Wonderful trenchant article on the surface, but the real story lies just below ground (“Coal company bankruptcies jeopardize reclamation,” HCN, 1/25/16). The article mentioned the various methods that are used to ensure a mine site would be cleaned up in the future, i.e., surety bonds, letters of credit, cash deposits, etc. As a young bank officer, my first letter of credit was provided to the San Diego Port Authority on behalf of  Trans World Airlines just prior to their third and final bankruptcy. It was secured, dollar for dollar, by $25 million of cash held at my bank. Logically, that was the only way to ensure future performance in the event of bankruptcy.


Yet later upon my arrival in the American West, I discovered that concerns regarding performance risks had been cast aside. I could ensure to the satisfaction of any number of state regulatory bodies (e.g. Colorado, Idaho, and Wyoming) that mine reclamation would be completed simply by providing a short-term standby-letter of credit. All of us bankers knew that the financial instruments we were using to support future reclamation were short-term, and further, that the actual history of reclamation in the American West made clear that we could all easily avoid liability either now or in the distant future.

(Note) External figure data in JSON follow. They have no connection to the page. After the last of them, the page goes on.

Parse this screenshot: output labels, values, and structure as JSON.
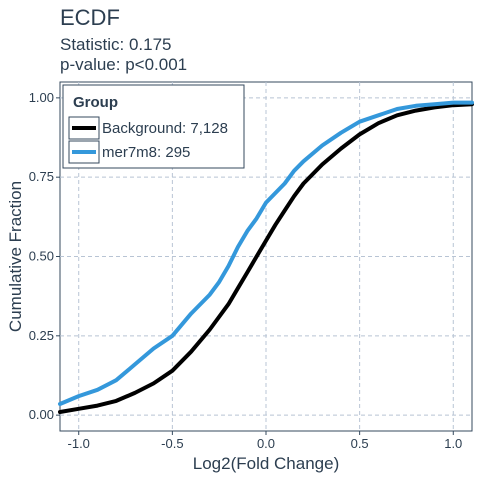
{
  "chart_data": {
    "type": "line",
    "title": "ECDF",
    "subtitle_lines": [
      "Statistic: 0.175",
      "p-value: p<0.001"
    ],
    "xlabel": "Log2(Fold Change)",
    "ylabel": "Cumulative Fraction",
    "xlim": [
      -1.1,
      1.1
    ],
    "ylim": [
      -0.05,
      1.05
    ],
    "x_ticks": [
      -1.0,
      -0.5,
      0.0,
      0.5,
      1.0
    ],
    "x_tick_labels": [
      "-1.0",
      "-0.5",
      "0.0",
      "0.5",
      "1.0"
    ],
    "y_ticks": [
      0.0,
      0.25,
      0.5,
      0.75,
      1.0
    ],
    "y_tick_labels": [
      "0.00",
      "0.25",
      "0.50",
      "0.75",
      "1.00"
    ],
    "grid": true,
    "legend": {
      "title": "Group",
      "placement": "top-left",
      "entries": [
        {
          "label": "Background: 7,128",
          "color": "#000000"
        },
        {
          "label": "mer7m8: 295",
          "color": "#3498db"
        }
      ]
    },
    "series": [
      {
        "name": "Background: 7,128",
        "color": "#000000",
        "x": [
          -1.1,
          -1.0,
          -0.9,
          -0.8,
          -0.7,
          -0.6,
          -0.5,
          -0.4,
          -0.3,
          -0.2,
          -0.15,
          -0.1,
          -0.05,
          0.0,
          0.05,
          0.1,
          0.15,
          0.2,
          0.3,
          0.4,
          0.5,
          0.6,
          0.7,
          0.8,
          0.9,
          1.0,
          1.1
        ],
        "y": [
          0.01,
          0.02,
          0.03,
          0.045,
          0.07,
          0.1,
          0.14,
          0.2,
          0.27,
          0.35,
          0.4,
          0.45,
          0.5,
          0.55,
          0.6,
          0.645,
          0.69,
          0.73,
          0.79,
          0.84,
          0.885,
          0.92,
          0.945,
          0.96,
          0.97,
          0.977,
          0.98
        ]
      },
      {
        "name": "mer7m8: 295",
        "color": "#3498db",
        "x": [
          -1.1,
          -1.0,
          -0.9,
          -0.8,
          -0.7,
          -0.6,
          -0.5,
          -0.4,
          -0.3,
          -0.25,
          -0.2,
          -0.15,
          -0.1,
          -0.05,
          0.0,
          0.05,
          0.1,
          0.15,
          0.2,
          0.3,
          0.4,
          0.5,
          0.6,
          0.7,
          0.8,
          0.9,
          1.0,
          1.1
        ],
        "y": [
          0.035,
          0.06,
          0.08,
          0.11,
          0.16,
          0.21,
          0.25,
          0.32,
          0.38,
          0.42,
          0.47,
          0.53,
          0.58,
          0.62,
          0.67,
          0.7,
          0.73,
          0.77,
          0.8,
          0.85,
          0.89,
          0.925,
          0.945,
          0.965,
          0.975,
          0.98,
          0.985,
          0.985
        ]
      }
    ]
  }
}
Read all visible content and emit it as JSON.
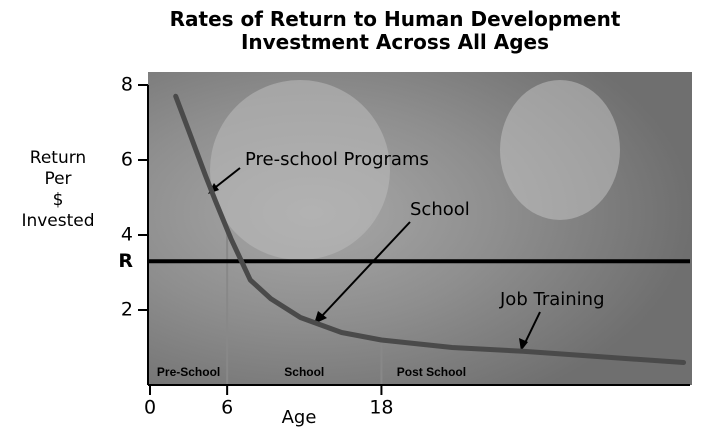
{
  "chart_data": {
    "type": "line",
    "title": "Rates of Return to Human Development Investment Across All Ages",
    "y_label": "Return Per $ Invested",
    "x_label": "Age",
    "x": [
      2.0,
      3.1,
      4.3,
      5.1,
      6.3,
      7.8,
      9.4,
      11.7,
      14.9,
      18.0,
      23.5,
      29.0,
      35.2,
      41.5
    ],
    "series": [
      {
        "color": "#4a4a4a",
        "values": [
          7.7,
          6.7,
          5.6,
          4.9,
          3.9,
          2.8,
          2.3,
          1.8,
          1.4,
          1.2,
          1.0,
          0.9,
          0.75,
          0.6
        ]
      }
    ],
    "xlim": [
      0,
      42
    ],
    "xticks": [
      0,
      6,
      18
    ],
    "ylim": [
      0,
      8
    ],
    "yticks": [
      2,
      4,
      6,
      8
    ],
    "reference_line": {
      "value": 3.3,
      "label": "R",
      "color": "#000000"
    },
    "regions": [
      "Pre-School",
      "School",
      "Post School"
    ],
    "annotations": [
      "Pre-school Programs",
      "School",
      "Job Training"
    ]
  }
}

We also knew that the risks implicit in any mining operation were categorically broad, i.e., they involved commodity, transportation, personnel, economic, political and environmental risks, and therefore, necessitated the provision of cash held in trust as the only rational means available to offset performance risks and ensure future mine remediation.
The reclamation decisions that have been made, and are being made today, remain grounded on local jobs and corporate profits — not future reclamation.